Monica Ross and two fellow lawyers based in The Pas are being relocated weeks after a fire forced them out of the local Legal Aid Manitoba office.
Ross remembers jumping in her truck and driving to the downtown building on March 20 after her assistant informed her of a fire. She arrived to see flames spitting from the top of the multipurpose building.
“I almost had a heart attack,” Ross said over the phone from The Pas, about 520 kilometers northwest of Winnipeg. “You’re just in a state of panic, because…my client records are in there – not just mine but other staff.”
About half of The Pas department’s 20 volunteer firefighters responded by around 3 a.m., said Matt Pecar, one of two volunteer captains temporarily in charge after the city parted ways with its fire chief in March.
Pecar says the fire appears to have originated in one of three apartments on the top floor of the building.

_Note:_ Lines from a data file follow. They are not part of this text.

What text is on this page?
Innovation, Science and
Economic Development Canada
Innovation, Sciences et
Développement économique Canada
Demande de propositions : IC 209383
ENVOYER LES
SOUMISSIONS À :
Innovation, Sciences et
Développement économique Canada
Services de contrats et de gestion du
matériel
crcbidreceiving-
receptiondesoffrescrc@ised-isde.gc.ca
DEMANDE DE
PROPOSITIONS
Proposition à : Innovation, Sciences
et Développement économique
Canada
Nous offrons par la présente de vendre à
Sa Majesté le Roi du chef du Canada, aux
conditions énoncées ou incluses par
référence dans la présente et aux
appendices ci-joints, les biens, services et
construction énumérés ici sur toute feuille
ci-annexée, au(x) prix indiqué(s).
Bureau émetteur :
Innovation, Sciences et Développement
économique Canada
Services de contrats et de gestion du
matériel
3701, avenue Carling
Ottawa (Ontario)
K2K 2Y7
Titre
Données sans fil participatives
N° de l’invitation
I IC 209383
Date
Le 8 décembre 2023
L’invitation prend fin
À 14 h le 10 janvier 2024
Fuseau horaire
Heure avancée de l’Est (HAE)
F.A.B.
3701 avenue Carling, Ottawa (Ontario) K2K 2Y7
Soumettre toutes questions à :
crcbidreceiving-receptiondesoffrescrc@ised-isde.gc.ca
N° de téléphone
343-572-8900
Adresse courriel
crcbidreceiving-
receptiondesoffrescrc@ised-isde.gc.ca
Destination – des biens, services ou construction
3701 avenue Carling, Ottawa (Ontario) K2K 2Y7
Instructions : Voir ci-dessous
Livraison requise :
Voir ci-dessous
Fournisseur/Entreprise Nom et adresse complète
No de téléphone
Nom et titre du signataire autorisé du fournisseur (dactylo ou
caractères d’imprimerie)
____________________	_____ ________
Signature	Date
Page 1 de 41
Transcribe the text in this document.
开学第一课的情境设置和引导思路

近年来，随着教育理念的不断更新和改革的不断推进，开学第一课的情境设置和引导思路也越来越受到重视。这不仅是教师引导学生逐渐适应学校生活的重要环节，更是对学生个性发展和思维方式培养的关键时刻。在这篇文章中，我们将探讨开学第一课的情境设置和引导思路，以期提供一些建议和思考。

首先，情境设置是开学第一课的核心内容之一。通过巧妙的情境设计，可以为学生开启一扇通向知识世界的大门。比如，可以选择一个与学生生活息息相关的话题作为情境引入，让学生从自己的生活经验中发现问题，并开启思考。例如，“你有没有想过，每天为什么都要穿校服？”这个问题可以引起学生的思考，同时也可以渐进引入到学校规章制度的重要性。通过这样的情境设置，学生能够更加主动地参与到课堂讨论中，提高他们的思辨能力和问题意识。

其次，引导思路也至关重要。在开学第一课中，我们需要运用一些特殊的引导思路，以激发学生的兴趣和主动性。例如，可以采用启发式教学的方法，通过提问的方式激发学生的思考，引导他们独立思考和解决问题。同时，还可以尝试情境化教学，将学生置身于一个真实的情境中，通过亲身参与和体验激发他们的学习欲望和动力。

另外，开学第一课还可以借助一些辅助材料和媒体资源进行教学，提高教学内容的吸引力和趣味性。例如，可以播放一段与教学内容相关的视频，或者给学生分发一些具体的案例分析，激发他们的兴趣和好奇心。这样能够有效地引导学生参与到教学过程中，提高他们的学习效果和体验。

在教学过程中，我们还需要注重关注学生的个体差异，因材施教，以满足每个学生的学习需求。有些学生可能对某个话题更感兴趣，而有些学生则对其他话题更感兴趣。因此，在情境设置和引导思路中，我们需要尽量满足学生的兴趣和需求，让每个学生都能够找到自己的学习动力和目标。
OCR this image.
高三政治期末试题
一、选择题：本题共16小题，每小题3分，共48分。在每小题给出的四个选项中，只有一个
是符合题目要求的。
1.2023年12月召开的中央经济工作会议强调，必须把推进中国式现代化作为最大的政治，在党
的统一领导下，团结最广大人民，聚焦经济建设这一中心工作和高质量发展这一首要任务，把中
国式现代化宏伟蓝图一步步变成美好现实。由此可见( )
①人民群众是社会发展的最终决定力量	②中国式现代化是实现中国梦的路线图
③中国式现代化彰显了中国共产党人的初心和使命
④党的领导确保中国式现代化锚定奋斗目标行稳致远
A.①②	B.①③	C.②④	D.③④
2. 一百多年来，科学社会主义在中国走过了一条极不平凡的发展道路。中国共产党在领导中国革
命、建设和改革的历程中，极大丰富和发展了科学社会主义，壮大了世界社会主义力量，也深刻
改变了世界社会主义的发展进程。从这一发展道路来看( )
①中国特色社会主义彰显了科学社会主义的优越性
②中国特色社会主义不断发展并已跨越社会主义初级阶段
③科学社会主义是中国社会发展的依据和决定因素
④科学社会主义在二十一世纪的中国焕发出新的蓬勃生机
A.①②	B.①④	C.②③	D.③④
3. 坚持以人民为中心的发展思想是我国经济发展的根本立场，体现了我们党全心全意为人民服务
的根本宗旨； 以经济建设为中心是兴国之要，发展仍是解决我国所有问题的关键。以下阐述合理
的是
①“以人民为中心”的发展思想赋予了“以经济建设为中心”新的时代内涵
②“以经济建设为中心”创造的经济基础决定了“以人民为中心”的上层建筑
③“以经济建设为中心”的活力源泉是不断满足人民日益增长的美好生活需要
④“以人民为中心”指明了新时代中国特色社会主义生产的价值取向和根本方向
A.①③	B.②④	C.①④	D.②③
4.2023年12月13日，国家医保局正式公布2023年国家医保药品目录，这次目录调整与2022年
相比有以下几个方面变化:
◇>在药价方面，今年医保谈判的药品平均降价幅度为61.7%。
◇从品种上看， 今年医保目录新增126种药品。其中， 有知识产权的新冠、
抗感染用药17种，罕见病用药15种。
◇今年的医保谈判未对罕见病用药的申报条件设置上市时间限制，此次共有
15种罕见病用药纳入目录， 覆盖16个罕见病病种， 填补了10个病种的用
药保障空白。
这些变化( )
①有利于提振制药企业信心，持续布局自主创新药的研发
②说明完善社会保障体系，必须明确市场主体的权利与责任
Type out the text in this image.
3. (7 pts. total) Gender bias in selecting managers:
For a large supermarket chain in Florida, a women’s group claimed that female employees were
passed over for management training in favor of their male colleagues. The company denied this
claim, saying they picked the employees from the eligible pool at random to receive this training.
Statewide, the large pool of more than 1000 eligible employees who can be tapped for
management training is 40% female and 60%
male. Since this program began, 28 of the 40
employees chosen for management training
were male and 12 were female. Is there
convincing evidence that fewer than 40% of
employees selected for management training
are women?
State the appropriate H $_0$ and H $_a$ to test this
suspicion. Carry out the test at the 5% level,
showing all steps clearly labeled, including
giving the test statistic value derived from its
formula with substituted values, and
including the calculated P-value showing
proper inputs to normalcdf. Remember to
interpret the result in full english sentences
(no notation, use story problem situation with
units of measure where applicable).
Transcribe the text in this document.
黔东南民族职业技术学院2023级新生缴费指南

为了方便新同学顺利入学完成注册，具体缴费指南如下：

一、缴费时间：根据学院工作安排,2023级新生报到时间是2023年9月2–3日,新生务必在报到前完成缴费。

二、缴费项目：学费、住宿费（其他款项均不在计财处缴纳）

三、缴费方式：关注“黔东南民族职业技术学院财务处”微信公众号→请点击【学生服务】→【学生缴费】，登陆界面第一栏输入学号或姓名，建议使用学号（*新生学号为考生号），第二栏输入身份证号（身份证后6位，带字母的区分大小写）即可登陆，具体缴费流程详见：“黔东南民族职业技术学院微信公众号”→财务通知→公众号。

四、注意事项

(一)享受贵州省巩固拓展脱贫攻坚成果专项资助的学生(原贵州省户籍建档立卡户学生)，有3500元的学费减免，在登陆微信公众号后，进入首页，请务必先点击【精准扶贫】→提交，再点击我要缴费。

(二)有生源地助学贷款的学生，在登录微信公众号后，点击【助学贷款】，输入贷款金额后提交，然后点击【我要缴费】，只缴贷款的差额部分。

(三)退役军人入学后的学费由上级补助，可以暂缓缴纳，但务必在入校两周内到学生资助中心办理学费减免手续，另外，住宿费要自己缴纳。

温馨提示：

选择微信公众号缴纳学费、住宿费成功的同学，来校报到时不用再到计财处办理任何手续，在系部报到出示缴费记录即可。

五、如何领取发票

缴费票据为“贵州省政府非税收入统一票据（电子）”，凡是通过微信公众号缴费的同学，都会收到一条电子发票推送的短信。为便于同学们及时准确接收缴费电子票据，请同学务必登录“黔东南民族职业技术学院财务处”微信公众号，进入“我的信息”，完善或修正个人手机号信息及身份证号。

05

The fire was large enough that Pecar called in additional support from the fire department of the nearby Cree Nation community of Opaskwayak. Crews extinguished the fire early in the afternoon.
The Office of the Fire Marshal has taken over the investigation. Damage was estimated at $2 million and a provincial spokesperson said the cause of the fire was “incendiary”, suggesting it was started deliberately.
RCMP also said the fire is being investigated as an arson attack and no arrests have been made.
The Pas Friendship Center helped organize donations for the apartment tenants.
Everything from computers, desks and paper files of client information were lost at the Legal Aid Manitoba office.
“The loss to the office ended up being complete,” said Legal Aid Manitoba executive director Peter Kingsley, who traveled to The Pas from Winnipeg to support Ross and the others during the first week.
Fortunately, the vast majority of the 300 active client files had already been scanned and saved just hours before the fire, Kingsley says.
People’s lives don’t stop, and their need for services from us doesn’t stop either.– Monica Ross, Legal Aid Manitoba
Some paper files were water damaged or lost, according to Ross, who took some home with the aim of drying out and salvaging what she could. The local Crown Attorney’s office also helped provide copies of some records.
The legal aid team now has temporary office space and its lawyers also operate from home. It’s new for Ross, who has worked in the office for much of the pandemic.
She says she’s also learning that some customers still don’t know about the new location (1 St. Goddard Ave.), despite email notices that have been sent out over the past two weeks.
This illustrates the problems that existed before the pandemic in the northern Manitoba city and surrounding areas, which may make it difficult to contact some customers.
“There’s no doubt a lot of things that we take for granted in southern Manitoba – easy access to the internet, cell phones. That kind of stuff doesn’t exist in the north,” Kingsley said. “It’s not something common in the North or available without significant cost. And that makes it much more difficult to work with clients.”
Kingsley says customers prefer face-to-face communication. Before the fire, it was not uncommon for clients to show up unannounced and ask for upcoming court dates and other updates, Ross says.
“Services aren’t easily accessible or available, or sometimes they’re sketchy, so we find that a lot of our connection is with people on the ground,” said Ross, an attorney for the family.
Despite continued challenges nearly a month after the fire, Ross says the small team has a responsibility to maintain services with customers.
“People’s lives don’t stop, and neither does their need for us to provide services for them,” she said.
“We’re trying to get things back as good as before, and it’s going to take a bit of time. But we’re all adapting and moving forward.”